Given the simplicity and support in the literature for the hypsometric method, I decided to give it a try. In Part 2 of this blog post, I describe how I implemented the approach and the results after I submitted my predictions to the competition. I did much better than I thought I would!
Bair, E. H., Rittger, K., Davis, R. E., Painter, T. H., & Dozier, J. (2016). Validating reconstruction of snow water equivalent in California’s Sierra Nevada using measurements from the NASA Airborne Snow Observatory. Water Resources Research, 52(11), 8437-8460.
Fassnacht, S. R., Dressler, K. A., & Bales, R. C. (2003). Snow water equivalent interpolation for the Colorado River Basin from snow telemetry (SNOTEL) data. Water Resources Research, 39(8).
Jonas, T., Marty, C., & Magnusson, J. (2009). Estimating the snow water equivalent from snow depth measurements in the Swiss Alps. Journal of Hydrology, 378(1-2), 161-167.

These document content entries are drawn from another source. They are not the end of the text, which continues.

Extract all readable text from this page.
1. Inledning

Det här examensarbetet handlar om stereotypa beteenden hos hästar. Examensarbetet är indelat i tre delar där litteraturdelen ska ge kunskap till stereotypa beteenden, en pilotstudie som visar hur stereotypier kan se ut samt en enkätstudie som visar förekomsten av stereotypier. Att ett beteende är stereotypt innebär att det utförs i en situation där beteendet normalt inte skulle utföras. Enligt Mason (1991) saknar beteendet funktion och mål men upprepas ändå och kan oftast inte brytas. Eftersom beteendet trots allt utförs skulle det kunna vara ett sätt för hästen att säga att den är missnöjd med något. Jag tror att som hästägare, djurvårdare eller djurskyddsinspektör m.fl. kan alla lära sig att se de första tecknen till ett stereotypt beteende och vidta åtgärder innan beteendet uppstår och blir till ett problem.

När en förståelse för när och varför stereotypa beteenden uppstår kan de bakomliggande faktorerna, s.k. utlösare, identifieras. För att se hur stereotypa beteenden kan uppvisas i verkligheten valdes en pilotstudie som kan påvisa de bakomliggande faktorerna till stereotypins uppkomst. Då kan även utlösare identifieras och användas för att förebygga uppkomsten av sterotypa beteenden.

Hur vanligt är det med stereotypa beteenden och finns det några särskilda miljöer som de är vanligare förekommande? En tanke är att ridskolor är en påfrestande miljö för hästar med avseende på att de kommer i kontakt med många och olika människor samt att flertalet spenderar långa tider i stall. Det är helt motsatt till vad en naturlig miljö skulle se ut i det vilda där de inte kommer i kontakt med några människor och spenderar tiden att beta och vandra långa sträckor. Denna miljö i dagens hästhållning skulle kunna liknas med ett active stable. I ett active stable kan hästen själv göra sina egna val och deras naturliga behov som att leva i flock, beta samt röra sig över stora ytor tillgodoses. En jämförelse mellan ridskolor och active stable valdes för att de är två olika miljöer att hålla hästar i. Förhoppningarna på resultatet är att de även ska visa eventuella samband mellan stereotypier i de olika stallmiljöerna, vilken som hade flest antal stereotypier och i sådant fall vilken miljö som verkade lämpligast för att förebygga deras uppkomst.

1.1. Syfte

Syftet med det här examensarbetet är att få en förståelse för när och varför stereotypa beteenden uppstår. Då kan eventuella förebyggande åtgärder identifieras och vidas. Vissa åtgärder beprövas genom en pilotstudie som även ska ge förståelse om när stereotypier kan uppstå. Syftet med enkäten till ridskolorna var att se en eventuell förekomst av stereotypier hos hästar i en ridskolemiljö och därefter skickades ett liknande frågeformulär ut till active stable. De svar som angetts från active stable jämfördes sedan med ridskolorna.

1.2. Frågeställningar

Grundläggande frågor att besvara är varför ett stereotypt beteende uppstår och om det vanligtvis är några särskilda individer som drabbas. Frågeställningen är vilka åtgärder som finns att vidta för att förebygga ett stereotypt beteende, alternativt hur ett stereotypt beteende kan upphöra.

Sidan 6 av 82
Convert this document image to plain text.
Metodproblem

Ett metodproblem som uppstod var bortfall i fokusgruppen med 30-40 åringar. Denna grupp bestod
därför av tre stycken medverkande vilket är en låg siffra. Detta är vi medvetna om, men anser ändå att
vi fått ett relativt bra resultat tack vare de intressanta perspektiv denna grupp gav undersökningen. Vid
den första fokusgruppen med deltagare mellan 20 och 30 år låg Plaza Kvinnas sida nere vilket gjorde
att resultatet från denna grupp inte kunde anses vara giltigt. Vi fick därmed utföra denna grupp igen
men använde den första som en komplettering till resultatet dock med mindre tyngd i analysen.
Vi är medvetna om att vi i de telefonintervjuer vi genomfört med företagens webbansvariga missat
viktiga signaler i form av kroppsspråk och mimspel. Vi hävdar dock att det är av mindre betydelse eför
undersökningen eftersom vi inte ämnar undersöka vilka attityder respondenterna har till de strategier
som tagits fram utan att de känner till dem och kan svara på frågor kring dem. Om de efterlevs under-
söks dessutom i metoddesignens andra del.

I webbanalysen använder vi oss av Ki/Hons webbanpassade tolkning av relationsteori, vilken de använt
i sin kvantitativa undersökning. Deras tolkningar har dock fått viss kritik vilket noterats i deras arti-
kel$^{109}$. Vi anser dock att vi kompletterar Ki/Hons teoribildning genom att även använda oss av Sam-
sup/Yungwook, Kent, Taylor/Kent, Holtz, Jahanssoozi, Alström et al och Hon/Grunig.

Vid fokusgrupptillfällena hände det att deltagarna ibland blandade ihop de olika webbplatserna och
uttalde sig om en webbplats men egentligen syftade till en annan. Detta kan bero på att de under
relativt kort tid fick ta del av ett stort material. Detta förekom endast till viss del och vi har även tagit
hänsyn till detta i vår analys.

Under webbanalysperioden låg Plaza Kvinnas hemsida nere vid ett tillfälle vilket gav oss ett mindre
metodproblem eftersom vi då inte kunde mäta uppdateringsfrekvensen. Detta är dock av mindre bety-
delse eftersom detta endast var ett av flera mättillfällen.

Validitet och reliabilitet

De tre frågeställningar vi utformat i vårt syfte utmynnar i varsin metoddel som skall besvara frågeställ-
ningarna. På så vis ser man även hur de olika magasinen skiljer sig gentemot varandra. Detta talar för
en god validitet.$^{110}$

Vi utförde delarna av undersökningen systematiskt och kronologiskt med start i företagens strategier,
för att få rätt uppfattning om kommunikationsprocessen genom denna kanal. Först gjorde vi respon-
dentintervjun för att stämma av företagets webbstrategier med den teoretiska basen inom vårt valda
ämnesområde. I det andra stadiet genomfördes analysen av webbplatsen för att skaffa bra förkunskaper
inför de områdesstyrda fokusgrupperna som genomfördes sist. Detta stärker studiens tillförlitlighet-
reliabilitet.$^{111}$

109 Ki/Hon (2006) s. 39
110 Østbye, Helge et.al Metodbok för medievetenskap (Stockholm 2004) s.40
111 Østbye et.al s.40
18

Rittger, K., Bair, E. H., Kahl, A., & Dozier, J. (2016). Spatial estimates of snow water equivalent from reconstruction. Advances in water resources, 94, 345-363.
Schneider, D., & Molotch, N. P. (2016). Real‐time estimation of snow water equivalent in the U pper C olorado R iver B asin using MODIS‐based SWE Reconstructions and SNOTEL data. Water resources research, 52(10), 7892-7910.
Sturm, M., Taras, B., Liston, G. E., Derksen, C., Jonas, T., & Lea, J. (2010). Estimating snow water equivalent using snow depth data and climate classes. Journal of Hydrometeorology, 11(6), 1380-1394.